A no-nonsense intro to the sport for newcomers — how it works, how it differs from rugby union, and the terms commentators use that nobody bothers explaining mid-broadcast.

The basics

What is rugby league?

Rugby league is a 13-a-side collision sport played mostly in the UK, Australia, France, New Zealand, and parts of the Pacific. Teams advance the ball by running, passing backwards, or kicking; they score tries (4 points), conversions (2), penalty goals (2), and drop goals (1). A team has six "tackles" — six attempts to advance the ball — before they have to hand possession over, usually by kicking on the last tackle.

The pace is the giveaway: rugby league has fewer stoppages than rugby union, no scrums for set-plays, and the same defensive line resets after every tackle, ten metres back. Most matches finish inside 90 minutes including stoppages. It's the closest a contact sport gets to feeling like end-to-end basketball.

Most common question

Rugby league vs rugby union

They share roots, then went separate ways in 1895 over money. The two codes look similar at a glance but play very differently:

Rugby League
Rugby Union
Players per side
13
15
Try value
4 points
5 points
Tackle limit
6 tackles, then turnover
No tackle limit (rucks)
Scrums
Uncontested, used to restart play
Contested, central to the game
Lineouts
None
Yes — used to restart from touch
Substitutions
10 interchanges from a 17-man squad
8 substitutions from a 23-man squad
Major leagues
NRL (Australia), Super League (UK/France)
Premiership (Eng), Top 14 (Fra), URC, Super Rugby
The rules

How a match flows

Two halves, 40 minutes each. Stoppages are short — minor injuries are treated on the field, the clock keeps running for most of them. Half-time is 10–12 minutes.

The six-tackle rule. The team in possession gets six attempts to score or advance. After each tackle, the tackled player plays the ball with their foot to a teammate (the "play-the-ball"). The defending line has to retreat 10 metres before the next tackle.

The last tackle. Teams almost always kick on the sixth tackle — either deep downfield to pin opponents back, or with a high "bomb" their teammates can chase and contest. Running on the sixth tackle without scoring or kicking is rare and usually a mistake.

Tries. Scored by grounding the ball over the opponent's try-line. 4 points. The conversion (a kick at goal from a line in front of where the try was scored) is worth 2 more.

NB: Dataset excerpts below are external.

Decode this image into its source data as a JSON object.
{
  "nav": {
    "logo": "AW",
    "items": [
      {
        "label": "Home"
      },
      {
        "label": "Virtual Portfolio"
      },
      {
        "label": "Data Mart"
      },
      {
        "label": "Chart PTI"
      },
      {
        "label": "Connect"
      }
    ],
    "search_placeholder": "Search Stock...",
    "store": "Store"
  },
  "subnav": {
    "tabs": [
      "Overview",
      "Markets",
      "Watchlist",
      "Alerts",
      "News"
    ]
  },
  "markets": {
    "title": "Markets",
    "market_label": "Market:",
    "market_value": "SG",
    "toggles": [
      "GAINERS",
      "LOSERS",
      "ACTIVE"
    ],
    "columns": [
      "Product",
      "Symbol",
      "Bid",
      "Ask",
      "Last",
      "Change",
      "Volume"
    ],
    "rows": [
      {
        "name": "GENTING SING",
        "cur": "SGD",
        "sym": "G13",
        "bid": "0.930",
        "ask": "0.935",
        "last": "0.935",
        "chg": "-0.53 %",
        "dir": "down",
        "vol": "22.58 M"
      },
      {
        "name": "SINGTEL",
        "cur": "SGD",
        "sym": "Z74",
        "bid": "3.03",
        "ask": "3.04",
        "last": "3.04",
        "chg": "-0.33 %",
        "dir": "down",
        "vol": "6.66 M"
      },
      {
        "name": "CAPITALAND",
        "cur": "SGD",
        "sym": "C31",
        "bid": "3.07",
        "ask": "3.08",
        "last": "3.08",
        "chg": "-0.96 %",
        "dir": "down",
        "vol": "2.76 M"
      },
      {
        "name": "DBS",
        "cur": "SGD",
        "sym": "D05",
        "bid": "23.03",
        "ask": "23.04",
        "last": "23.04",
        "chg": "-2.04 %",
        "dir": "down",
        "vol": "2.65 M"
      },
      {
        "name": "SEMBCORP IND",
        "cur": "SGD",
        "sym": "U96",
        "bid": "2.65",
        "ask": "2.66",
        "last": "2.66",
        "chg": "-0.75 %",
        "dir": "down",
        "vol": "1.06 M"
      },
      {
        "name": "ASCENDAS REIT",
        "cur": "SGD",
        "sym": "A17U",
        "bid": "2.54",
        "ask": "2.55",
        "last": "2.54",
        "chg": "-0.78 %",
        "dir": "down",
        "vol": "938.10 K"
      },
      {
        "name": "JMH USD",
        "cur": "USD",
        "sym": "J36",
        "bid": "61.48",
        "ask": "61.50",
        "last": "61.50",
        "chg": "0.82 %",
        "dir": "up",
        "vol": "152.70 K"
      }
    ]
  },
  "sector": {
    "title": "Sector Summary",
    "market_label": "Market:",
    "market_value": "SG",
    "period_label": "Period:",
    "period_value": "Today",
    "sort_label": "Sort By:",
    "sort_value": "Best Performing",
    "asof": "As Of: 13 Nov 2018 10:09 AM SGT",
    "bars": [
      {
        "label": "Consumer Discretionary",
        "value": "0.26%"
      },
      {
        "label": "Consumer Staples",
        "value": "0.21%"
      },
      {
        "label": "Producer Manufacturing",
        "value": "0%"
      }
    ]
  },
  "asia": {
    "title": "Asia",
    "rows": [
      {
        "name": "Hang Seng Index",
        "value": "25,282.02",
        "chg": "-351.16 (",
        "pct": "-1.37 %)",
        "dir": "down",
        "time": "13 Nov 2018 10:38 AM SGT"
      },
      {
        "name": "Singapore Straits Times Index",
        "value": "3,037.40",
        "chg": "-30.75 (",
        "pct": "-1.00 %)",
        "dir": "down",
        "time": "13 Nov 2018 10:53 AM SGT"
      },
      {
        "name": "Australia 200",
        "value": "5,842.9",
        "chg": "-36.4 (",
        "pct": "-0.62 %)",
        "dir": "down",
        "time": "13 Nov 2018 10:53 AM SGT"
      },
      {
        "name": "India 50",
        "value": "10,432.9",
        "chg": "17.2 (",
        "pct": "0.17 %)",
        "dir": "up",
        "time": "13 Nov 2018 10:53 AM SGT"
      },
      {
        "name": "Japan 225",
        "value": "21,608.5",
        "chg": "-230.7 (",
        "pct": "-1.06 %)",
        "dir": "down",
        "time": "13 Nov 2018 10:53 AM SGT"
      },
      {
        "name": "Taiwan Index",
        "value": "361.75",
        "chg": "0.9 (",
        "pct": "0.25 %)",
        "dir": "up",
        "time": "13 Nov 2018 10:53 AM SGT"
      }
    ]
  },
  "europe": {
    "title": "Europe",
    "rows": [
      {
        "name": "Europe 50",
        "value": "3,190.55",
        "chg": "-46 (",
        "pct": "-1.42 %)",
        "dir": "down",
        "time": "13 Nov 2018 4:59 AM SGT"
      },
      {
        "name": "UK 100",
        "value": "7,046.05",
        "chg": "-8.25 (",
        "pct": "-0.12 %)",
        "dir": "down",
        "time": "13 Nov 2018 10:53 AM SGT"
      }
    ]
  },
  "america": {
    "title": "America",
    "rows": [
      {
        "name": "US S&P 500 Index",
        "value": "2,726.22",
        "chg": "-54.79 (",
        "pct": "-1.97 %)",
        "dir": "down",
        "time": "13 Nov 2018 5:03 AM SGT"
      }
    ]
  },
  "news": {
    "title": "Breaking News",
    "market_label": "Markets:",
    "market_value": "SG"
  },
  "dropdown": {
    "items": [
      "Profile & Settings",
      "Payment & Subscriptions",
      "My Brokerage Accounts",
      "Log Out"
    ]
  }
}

Penalties. A team awarded a penalty can opt to kick at goal (2 points), tap-and-go to attack quickly, or kick into touch and take a tap restart from where the ball went out. Drop goals (in open play) are worth 1 point and are usually used to win tight matches in the dying minutes.

Sin bins. Serious infringements get a 10-minute sin bin (the offending player leaves the field, team plays with 12). Very serious offences get a red card and the player is gone for the rest of the match.

Vocabulary

Commentator phrases worth knowing

Play-the-ball
The restart after a tackle. The tackled player stands, places the ball on the ground, and rolls it back with their foot to the dummy-half.
Dummy-half
The player (usually the hooker) who picks up the ball at every play-the-ball. The hub of any attacking move.
Set
A six-tackle sequence. "Good set" means the team made progress; "wasted set" means they didn't.
Bomb
A deliberately high kick on the last tackle, designed for an attacking player to contest in the air over a defender.
Grubber
A low kick along the ground, usually inside the opponent's 20-metre line, hoping for a teammate to regather and score.
40/20
A kick from inside your own 40-metre line that bounces into touch inside the opponent's 20-metre line. Earns the kicking team a tap restart at the spot — the most rewarding kick in the game.
Knock-on
Dropping the ball forward — a turnover. The defending team gets a scrum or tap restart.
Forward pass
Passing the ball in the direction of the opponent's try-line — illegal. All passes must go backwards or sideways.
Marker
The defender standing directly in front of the play-the-ball. Has to stay onside until the ball moves.
Charged-down
When a defender blocks an attempted kick with their body before the ball clears them. The ball remains live.
Crusher / shoulder charge
Dangerous tackle techniques that get penalised. The crusher forces the head down; shoulder charges are tackles without using the arms.
On report
A tackle that wasn't penalised in the moment but the referee has flagged for the match review committee to look at later.
Positions

What each number does

Players wear shirt numbers tied to specific positions, not arbitrary squad numbers (the way they are in football/soccer). The starting 13 are 1–13; bench is 14–17.

  • 1 — Fullback. Last line of defence, a key counter-attacker. Reads the play behind the defensive line.
  • 2 & 5 — Wingers. Try-scorers on the touchline. Need pace and aerial ability for bombs.
  • 3 & 4 — Centres. Outside backs who provide passes for wingers and tackle their opposite numbers.
  • 6 — Stand-off / five-eighth. A creative half who runs the attack alongside the scrum-half.
  • 7 — Scrum-half / halfback. The chief organiser. Usually the team's main kicker and goalkicker.
  • 8 & 10 — Props. Big forwards who carry the ball into contact and tackle in the middle.
  • 9 — Hooker. The dummy-half. Distributes from every play-the-ball, makes more tackles than anyone else.
  • 11 & 12 — Second-rowers. Mobile forwards combining ball-carrying with edge defence.
  • 13 — Lock / loose forward. The most mobile of the forwards; often a leader and ball-player.
  • 14–17 — Bench / interchange. Usually three forwards plus a utility back.